The members of the artist collective Related Tactics will join FAR & Away Conversations for a virtual discussion. In this live-streamed event the collaborators have the platform to talk about topics that they feel are pertinent in the moment and you as the audience will have the opportunity to ask questions via the chat.
Related Tactics is a collective of artists and cultural workers producing creative projects, opportunities, and interventions at the intersection of race and culture. Our projects explore the connections between art, broader social issues, and the public through trans-disciplinary exchanges, making, and dialog. Related Tactics is a conceptual space and platform where we confront systemic and institutional racism or inequities that influence our immediate socio-cultural lived experience that benefit from collective support and sharing knowledge or resources. We do this through collaboration and critical thought strategically implemented amongst and for communities of color and the diaspora.
Related Tactics is a collaboration between Michele Carlson, Weston Teruya, and Nathan Watson though there are many community members that make our work possible. We work between the San Francisco and Washington DC areas. Our projects have been exhibited and supported by the San Francisco Museum of Modern Art, Berkeley Art Center, Anna-Maria and Stephen Kellen Gallery at Parsons School of Design (New York), Southern Exposure Gallery and Alternative Exposure Grants (San Francisco), Chinese Cultural Center (San Francisco).

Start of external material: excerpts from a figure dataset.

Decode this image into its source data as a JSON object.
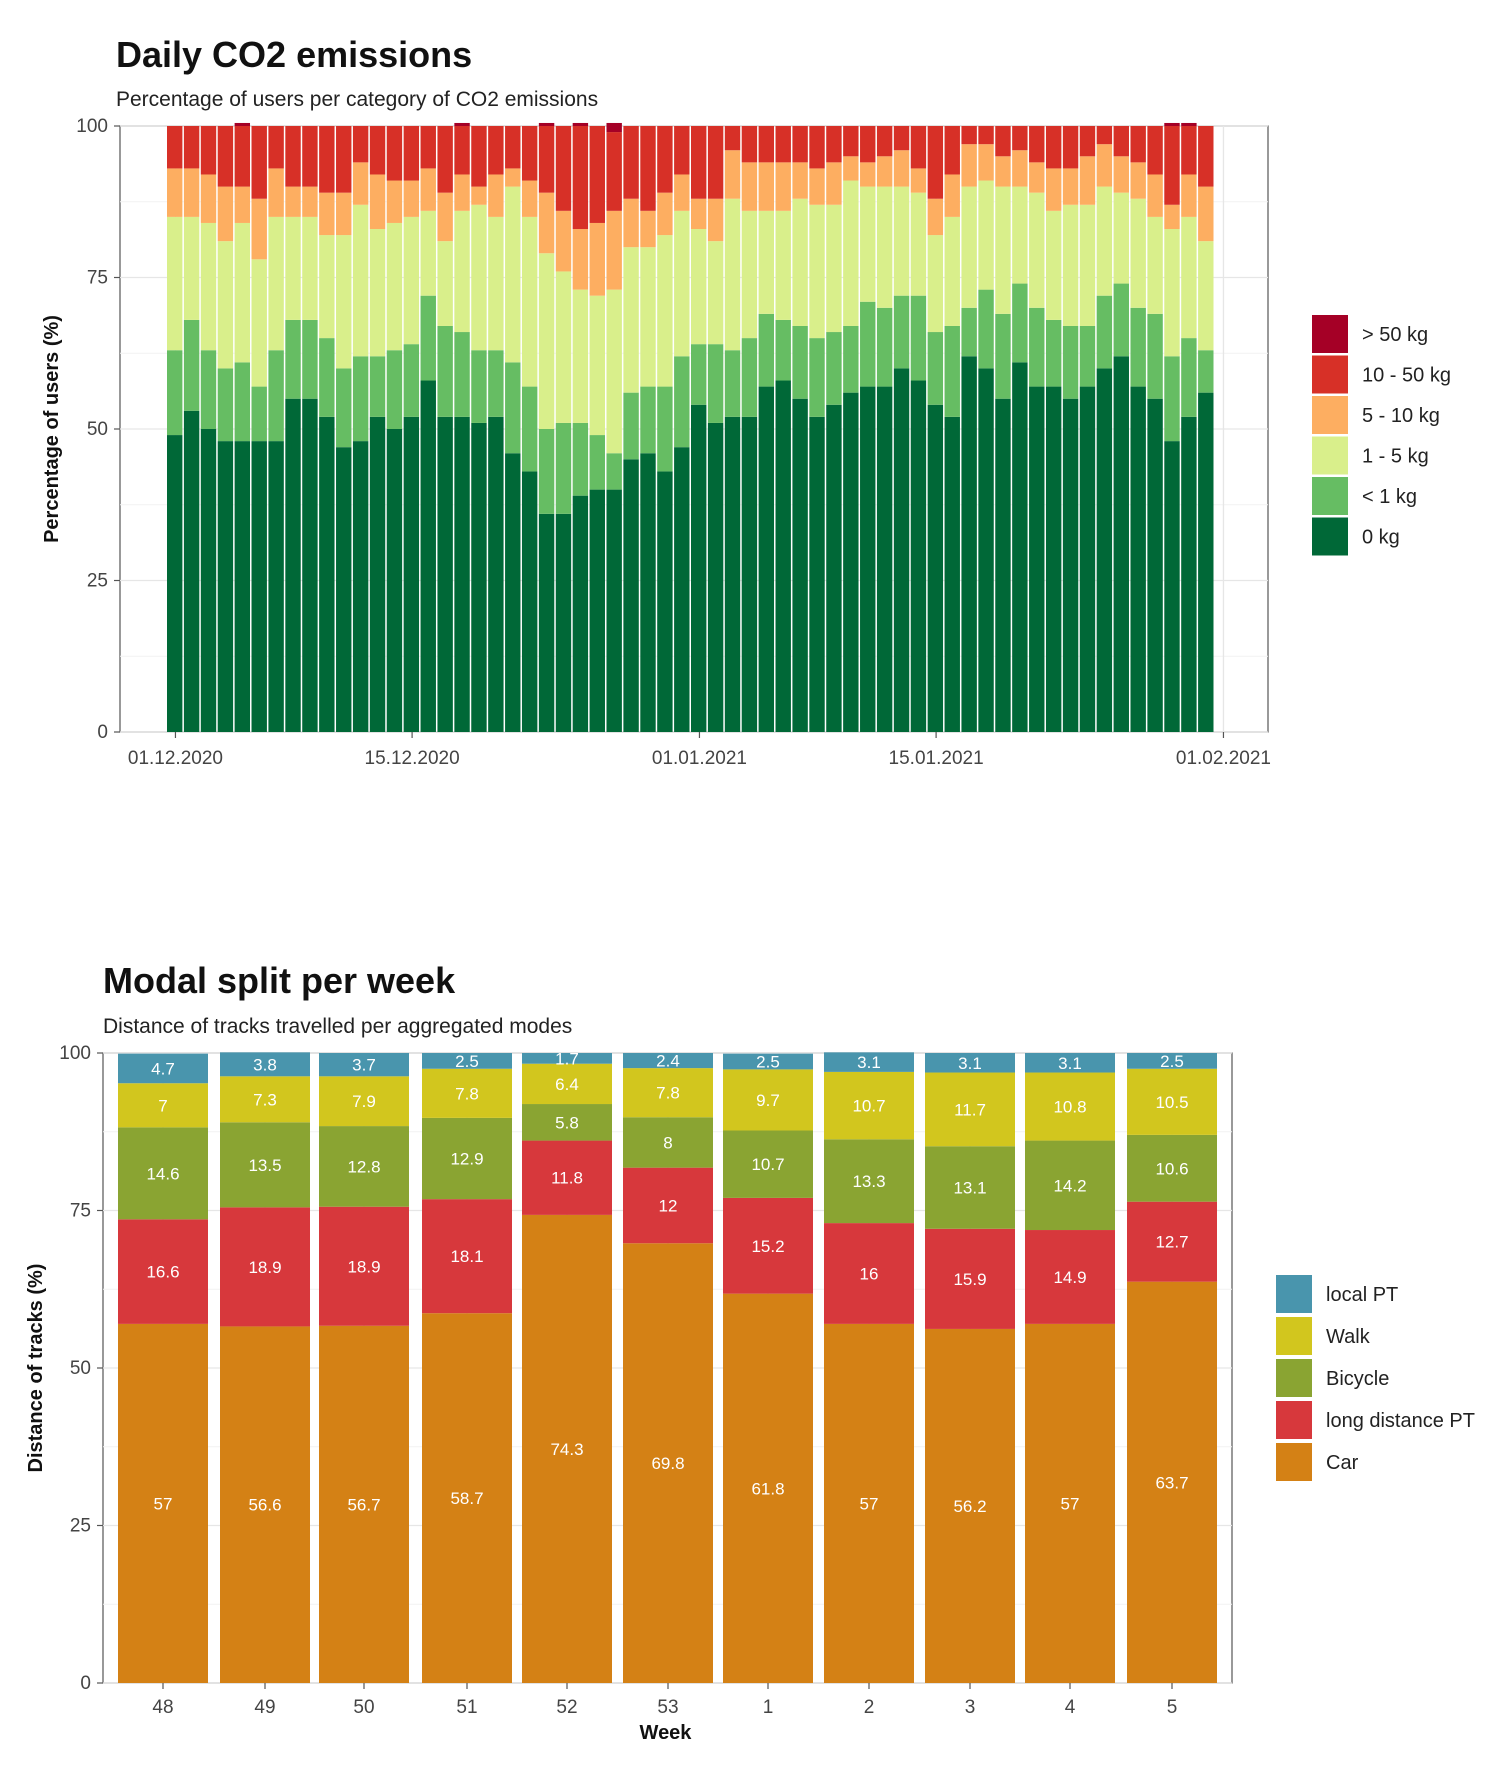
{
  "chart_data": [
    {
      "type": "bar",
      "stacked": true,
      "title": "Daily CO2 emissions",
      "subtitle": "Percentage of users per category of CO2 emissions",
      "xlabel": "",
      "ylabel": "Percentage of users (%)",
      "ylim": [
        0,
        100
      ],
      "yticks": [
        "0",
        "25",
        "50",
        "75",
        "100"
      ],
      "xtick_labels": [
        "01.12.2020",
        "15.12.2020",
        "01.01.2021",
        "15.01.2021",
        "01.02.2021"
      ],
      "x_start_date": "01.12.2020",
      "grid": true,
      "legend_position": "right",
      "legend": [
        "> 50 kg",
        "10 - 50 kg",
        "5 - 10 kg",
        "1 - 5 kg",
        "< 1 kg",
        "0 kg"
      ],
      "colors": {
        "0 kg": "#006837",
        "< 1 kg": "#66bd63",
        "1 - 5 kg": "#d9ef8b",
        "5 - 10 kg": "#fdae61",
        "10 - 50 kg": "#d73027",
        "> 50 kg": "#a50026"
      },
      "series": [
        {
          "name": "0 kg",
          "values": [
            49,
            53,
            50,
            48,
            48,
            48,
            48,
            55,
            55,
            52,
            47,
            48,
            52,
            50,
            52,
            58,
            52,
            52,
            51,
            52,
            46,
            43,
            36,
            36,
            39,
            40,
            40,
            45,
            46,
            43,
            47,
            54,
            51,
            52,
            52,
            57,
            58,
            55,
            52,
            54,
            56,
            57,
            57,
            60,
            58,
            54,
            52,
            62,
            60,
            55,
            61,
            57,
            57,
            55,
            57,
            60,
            62,
            57,
            55,
            48,
            52,
            56
          ]
        },
        {
          "name": "< 1 kg",
          "values": [
            14,
            15,
            13,
            12,
            13,
            9,
            15,
            13,
            13,
            13,
            13,
            14,
            10,
            13,
            12,
            14,
            15,
            14,
            12,
            11,
            15,
            14,
            14,
            15,
            12,
            9,
            6,
            11,
            11,
            14,
            15,
            10,
            13,
            11,
            13,
            12,
            10,
            12,
            13,
            12,
            11,
            14,
            13,
            12,
            14,
            12,
            15,
            8,
            13,
            14,
            13,
            13,
            11,
            12,
            10,
            12,
            12,
            13,
            14,
            14,
            13,
            7
          ]
        },
        {
          "name": "1 - 5 kg",
          "values": [
            22,
            17,
            21,
            21,
            23,
            21,
            22,
            17,
            17,
            17,
            22,
            25,
            21,
            21,
            21,
            14,
            14,
            20,
            24,
            22,
            29,
            28,
            29,
            25,
            22,
            23,
            27,
            24,
            23,
            25,
            24,
            19,
            17,
            25,
            21,
            17,
            18,
            21,
            22,
            21,
            24,
            19,
            20,
            18,
            17,
            16,
            18,
            20,
            18,
            21,
            16,
            19,
            18,
            20,
            20,
            18,
            15,
            18,
            16,
            21,
            20,
            18
          ]
        },
        {
          "name": "5 - 10 kg",
          "values": [
            8,
            8,
            8,
            9,
            6,
            10,
            8,
            5,
            5,
            7,
            7,
            7,
            9,
            7,
            6,
            7,
            8,
            6,
            3,
            7,
            3,
            6,
            10,
            10,
            10,
            12,
            13,
            8,
            6,
            7,
            6,
            5,
            7,
            8,
            8,
            8,
            8,
            6,
            6,
            7,
            4,
            4,
            5,
            6,
            4,
            6,
            7,
            7,
            6,
            5,
            6,
            5,
            7,
            6,
            8,
            7,
            6,
            6,
            7,
            4,
            7,
            9
          ]
        },
        {
          "name": "10 - 50 kg",
          "values": [
            7,
            7,
            8,
            10,
            10,
            12,
            7,
            10,
            10,
            11,
            11,
            6,
            8,
            9,
            9,
            7,
            11,
            8,
            10,
            8,
            7,
            9,
            11,
            14,
            17,
            16,
            13,
            12,
            14,
            11,
            8,
            12,
            12,
            4,
            6,
            6,
            6,
            6,
            7,
            6,
            5,
            6,
            5,
            4,
            7,
            12,
            8,
            3,
            3,
            5,
            4,
            6,
            7,
            7,
            5,
            3,
            5,
            6,
            8,
            13,
            8,
            10
          ]
        },
        {
          "name": "> 50 kg",
          "values": [
            0,
            0,
            0,
            0,
            0.5,
            0,
            0,
            0,
            0,
            0,
            0,
            0,
            0,
            0,
            0,
            0,
            0,
            0.5,
            0,
            0,
            0,
            0,
            0.5,
            0,
            0.5,
            0,
            1.5,
            0,
            0,
            0,
            0,
            0,
            0,
            0,
            0,
            0,
            0,
            0,
            0,
            0,
            0,
            0,
            0,
            0,
            0,
            0,
            0,
            0,
            0,
            0,
            0,
            0,
            0,
            0,
            0,
            0,
            0,
            0,
            0,
            0.5,
            0.5,
            0
          ]
        }
      ]
    },
    {
      "type": "bar",
      "stacked": true,
      "title": "Modal split per week",
      "subtitle": "Distance of tracks travelled per aggregated modes",
      "xlabel": "Week",
      "ylabel": "Distance of tracks (%)",
      "ylim": [
        0,
        100
      ],
      "yticks": [
        "0",
        "25",
        "50",
        "75",
        "100"
      ],
      "categories": [
        "48",
        "49",
        "50",
        "51",
        "52",
        "53",
        "1",
        "2",
        "3",
        "4",
        "5"
      ],
      "grid": true,
      "legend_position": "right",
      "legend": [
        "local PT",
        "Walk",
        "Bicycle",
        "long distance PT",
        "Car"
      ],
      "colors": {
        "Car": "#d48115",
        "long distance PT": "#d7383c",
        "Bicycle": "#8aa432",
        "Walk": "#d2c61e",
        "local PT": "#4995ad"
      },
      "series": [
        {
          "name": "Car",
          "values": [
            57,
            56.6,
            56.7,
            58.7,
            74.3,
            69.8,
            61.8,
            57,
            56.2,
            57,
            63.7
          ],
          "labels": [
            "57",
            "56.6",
            "56.7",
            "58.7",
            "74.3",
            "69.8",
            "61.8",
            "57",
            "56.2",
            "57",
            "63.7"
          ]
        },
        {
          "name": "long distance PT",
          "values": [
            16.6,
            18.9,
            18.9,
            18.1,
            11.8,
            12,
            15.2,
            16,
            15.9,
            14.9,
            12.7
          ],
          "labels": [
            "16.6",
            "18.9",
            "18.9",
            "18.1",
            "11.8",
            "12",
            "15.2",
            "16",
            "15.9",
            "14.9",
            "12.7"
          ]
        },
        {
          "name": "Bicycle",
          "values": [
            14.6,
            13.5,
            12.8,
            12.9,
            5.8,
            8,
            10.7,
            13.3,
            13.1,
            14.2,
            10.6
          ],
          "labels": [
            "14.6",
            "13.5",
            "12.8",
            "12.9",
            "5.8",
            "8",
            "10.7",
            "13.3",
            "13.1",
            "14.2",
            "10.6"
          ]
        },
        {
          "name": "Walk",
          "values": [
            7,
            7.3,
            7.9,
            7.8,
            6.4,
            7.8,
            9.7,
            10.7,
            11.7,
            10.8,
            10.5
          ],
          "labels": [
            "7",
            "7.3",
            "7.9",
            "7.8",
            "6.4",
            "7.8",
            "9.7",
            "10.7",
            "11.7",
            "10.8",
            "10.5"
          ]
        },
        {
          "name": "local PT",
          "values": [
            4.7,
            3.8,
            3.7,
            2.5,
            1.7,
            2.4,
            2.5,
            3.1,
            3.1,
            3.1,
            2.5
          ],
          "labels": [
            "4.7",
            "3.8",
            "3.7",
            "2.5",
            "1.7",
            "2.4",
            "2.5",
            "3.1",
            "3.1",
            "3.1",
            "2.5"
          ]
        }
      ]
    }
  ]
}
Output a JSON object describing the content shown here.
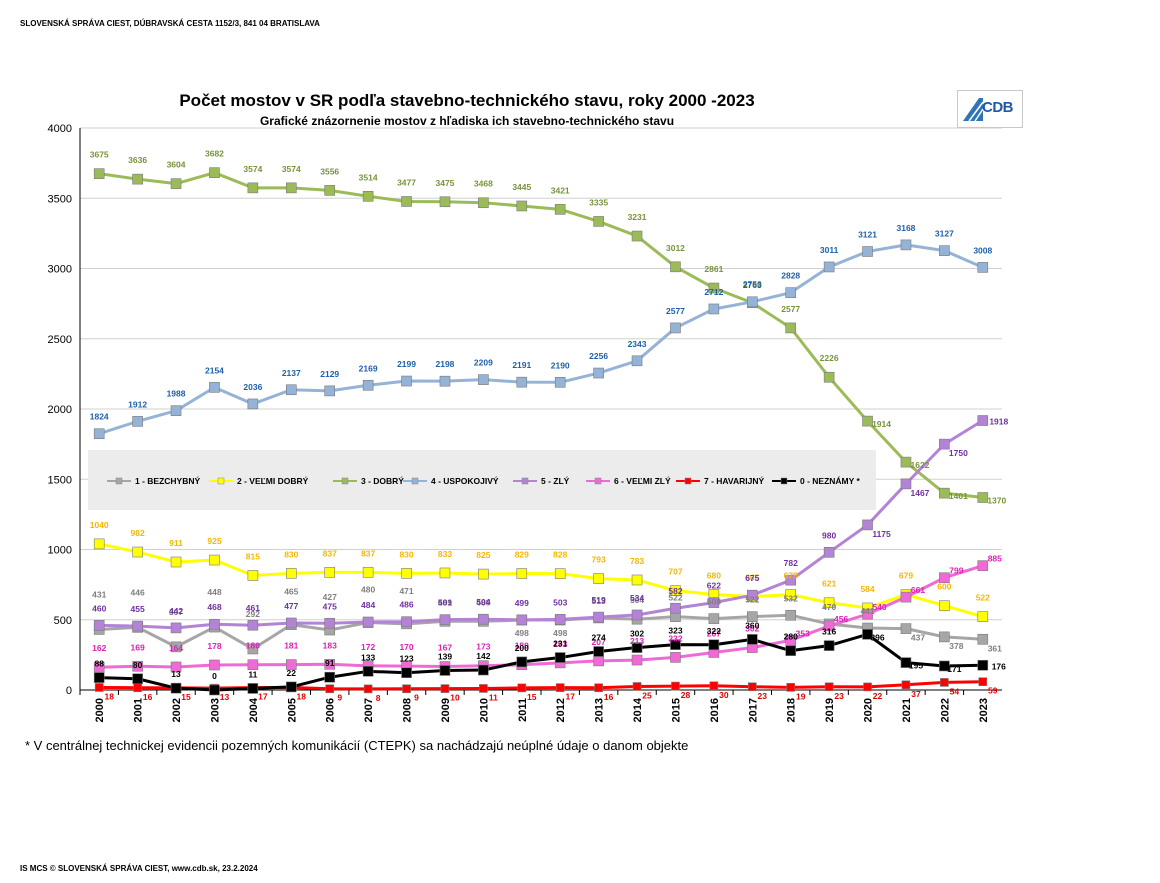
{
  "header": {
    "org": "SLOVENSKÁ SPRÁVA CIEST,  DÚBRAVSKÁ CESTA 1152/3, 841 04  BRATISLAVA"
  },
  "footer": {
    "text": "IS MCS © SLOVENSKÁ SPRÁVA CIEST, www.cdb.sk, 23.2.2024"
  },
  "note": {
    "text": "*   V centrálnej  technickej evidencii pozemných komunikácií (CTEPK) sa nachádzajú neúplné údaje o danom objekte"
  },
  "logo": {
    "text": "CDB"
  },
  "colors": {
    "bezchybny": "#a6a6a6",
    "velmi_dobry": "#ffff00",
    "dobry": "#9bbb59",
    "uspokojivy": "#95b3d7",
    "zly": "#b383d6",
    "velmi_zly": "#f06ad6",
    "havarijny": "#ff0000",
    "neznamy": "#000000"
  },
  "chart_data": {
    "type": "line",
    "title": "Počet mostov v SR podľa stavebno-technického stavu, roky 2000 -2023",
    "subtitle": "Grafické znázornenie mostov z hľadiska ich stavebno-technického stavu",
    "xlabel": "",
    "ylabel": "",
    "ylim": [
      0,
      4000
    ],
    "y_ticks": [
      "0",
      "500",
      "1000",
      "1500",
      "2000",
      "2500",
      "3000",
      "3500",
      "4000"
    ],
    "grid": true,
    "legend_position": "middle",
    "categories": [
      "2000",
      "2001",
      "2002",
      "2003",
      "2004",
      "2005",
      "2006",
      "2007",
      "2008",
      "2009",
      "2010",
      "2011",
      "2012",
      "2013",
      "2014",
      "2015",
      "2016",
      "2017",
      "2018",
      "2019",
      "2020",
      "2021",
      "2022",
      "2023"
    ],
    "series": [
      {
        "name": "1 - BEZCHYBNÝ",
        "color": "#a6a6a6",
        "label_color": "#7f7f7f",
        "values": [
          431,
          446,
          307,
          448,
          292,
          465,
          427,
          480,
          471,
          489,
          489,
          498,
          498,
          513,
          504,
          522,
          508,
          522,
          532,
          470,
          441,
          437,
          378,
          361
        ]
      },
      {
        "name": "2 - VEĽMI DOBRÝ",
        "color": "#ffff00",
        "label_color": "#f5b800",
        "values": [
          1040,
          982,
          911,
          925,
          815,
          830,
          837,
          837,
          830,
          833,
          825,
          829,
          828,
          793,
          783,
          707,
          680,
          665,
          679,
          621,
          584,
          679,
          600,
          522
        ]
      },
      {
        "name": "3 - DOBRÝ",
        "color": "#9bbb59",
        "label_color": "#77933c",
        "values": [
          3675,
          3636,
          3604,
          3682,
          3574,
          3574,
          3556,
          3514,
          3477,
          3475,
          3468,
          3445,
          3421,
          3335,
          3231,
          3012,
          2861,
          2756,
          2577,
          2226,
          1914,
          1622,
          1401,
          1370
        ]
      },
      {
        "name": "4 - USPOKOJIVÝ",
        "color": "#95b3d7",
        "label_color": "#1f5fa8",
        "values": [
          1824,
          1912,
          1988,
          2154,
          2036,
          2137,
          2129,
          2169,
          2199,
          2198,
          2209,
          2191,
          2190,
          2256,
          2343,
          2577,
          2712,
          2763,
          2828,
          3011,
          3121,
          3168,
          3127,
          3008
        ]
      },
      {
        "name": "5 - ZLÝ",
        "color": "#b383d6",
        "label_color": "#7030a0",
        "values": [
          460,
          455,
          442,
          468,
          461,
          477,
          475,
          484,
          486,
          501,
          504,
          499,
          503,
          519,
          534,
          582,
          622,
          675,
          782,
          980,
          1175,
          1467,
          1750,
          1918
        ]
      },
      {
        "name": "6 - VEĽMI ZLÝ",
        "color": "#f06ad6",
        "label_color": "#e01fb5",
        "values": [
          162,
          169,
          164,
          178,
          180,
          181,
          183,
          172,
          170,
          167,
          173,
          180,
          193,
          207,
          213,
          232,
          267,
          302,
          353,
          456,
          540,
          661,
          799,
          885
        ]
      },
      {
        "name": "7 - HAVARIJNÝ",
        "color": "#ff0000",
        "label_color": "#e00000",
        "values": [
          18,
          16,
          15,
          13,
          17,
          18,
          9,
          8,
          9,
          10,
          11,
          15,
          17,
          16,
          25,
          28,
          30,
          23,
          19,
          23,
          22,
          37,
          54,
          59
        ]
      },
      {
        "name": "0 - NEZNÁMY  *",
        "color": "#000000",
        "label_color": "#000000",
        "values": [
          88,
          80,
          13,
          0,
          11,
          22,
          91,
          133,
          123,
          139,
          142,
          200,
          231,
          274,
          302,
          323,
          322,
          360,
          280,
          316,
          396,
          195,
          171,
          176
        ]
      }
    ]
  }
}
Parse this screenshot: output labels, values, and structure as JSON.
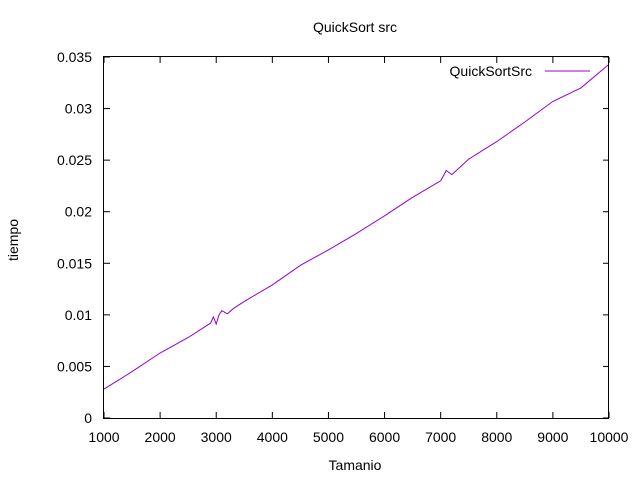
{
  "chart_data": {
    "type": "line",
    "title": "QuickSort src",
    "xlabel": "Tamanio",
    "ylabel": "tiempo",
    "xlim": [
      1000,
      10000
    ],
    "ylim": [
      0,
      0.035
    ],
    "x_ticks": [
      1000,
      2000,
      3000,
      4000,
      5000,
      6000,
      7000,
      8000,
      9000,
      10000
    ],
    "y_ticks": [
      0,
      0.005,
      0.01,
      0.015,
      0.02,
      0.025,
      0.03,
      0.035
    ],
    "x_tick_labels": [
      "1000",
      "2000",
      "3000",
      "4000",
      "5000",
      "6000",
      "7000",
      "8000",
      "9000",
      "10000"
    ],
    "y_tick_labels": [
      "0",
      "0.005",
      "0.01",
      "0.015",
      "0.02",
      "0.025",
      "0.03",
      "0.035"
    ],
    "grid": false,
    "legend_position": "top-right",
    "series": [
      {
        "name": "QuickSortSrc",
        "color": "#9400d3",
        "x": [
          1000,
          1500,
          2000,
          2500,
          2900,
          2950,
          3000,
          3050,
          3100,
          3200,
          3300,
          3500,
          4000,
          4500,
          5000,
          5500,
          6000,
          6500,
          7000,
          7100,
          7200,
          7500,
          8000,
          8500,
          9000,
          9500,
          10000
        ],
        "y": [
          0.0028,
          0.0045,
          0.0063,
          0.0078,
          0.0092,
          0.0098,
          0.0091,
          0.01,
          0.0104,
          0.0101,
          0.0106,
          0.0113,
          0.0129,
          0.0148,
          0.0163,
          0.0179,
          0.0196,
          0.0214,
          0.023,
          0.024,
          0.0236,
          0.0251,
          0.0268,
          0.0287,
          0.0307,
          0.032,
          0.0343
        ]
      }
    ]
  }
}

Supply Chain is an interactive installation by Related Tactics (Michele Carlson, Weston Teruya, and Nathan Watson) in the Museum of Capitalism (curated by Fictilis) that invites museum visitors to question the impact of consumption of goods within global capitalism, particularly on historically vulnerable communities, people of color, and the environment. Participants may drop off, categorize, break down, and repackage fragments of products through a processing station and display installed in the exhibition space. How have items we engage with everyday and for personal use actually worked against broader political struggles and created or reinforced certain bodies of knowledge that structure power relations, systems of exploitation, and the global accumulation of capital?
The processing station is divided into several stages. First, participants may select an object(s), gathered through artifact donation drives and local fieldwork. In the next stages, donated objects can be broken down using rough tools, repackaged, and labeled in a re-categorization process designed by the artist collective Related Tactics that critiques dominant narratives of capitalism and consumer culture.
These objects exist in our world, hands, and landfills: this project posits that instead of throwing them away where they fester and add to our endless piles of waste, that we find a way to look at them critically, mar them, and hold a fragment as a reminder of the often indirect violence our consumer habits and have in these systems. Through this invitation to participate in the reprocessing of these objects, we can all re-look at them critically as one piece of a longer chain of extractions and impacts on our bodies and those of people hidden behind these webs of global consumer production.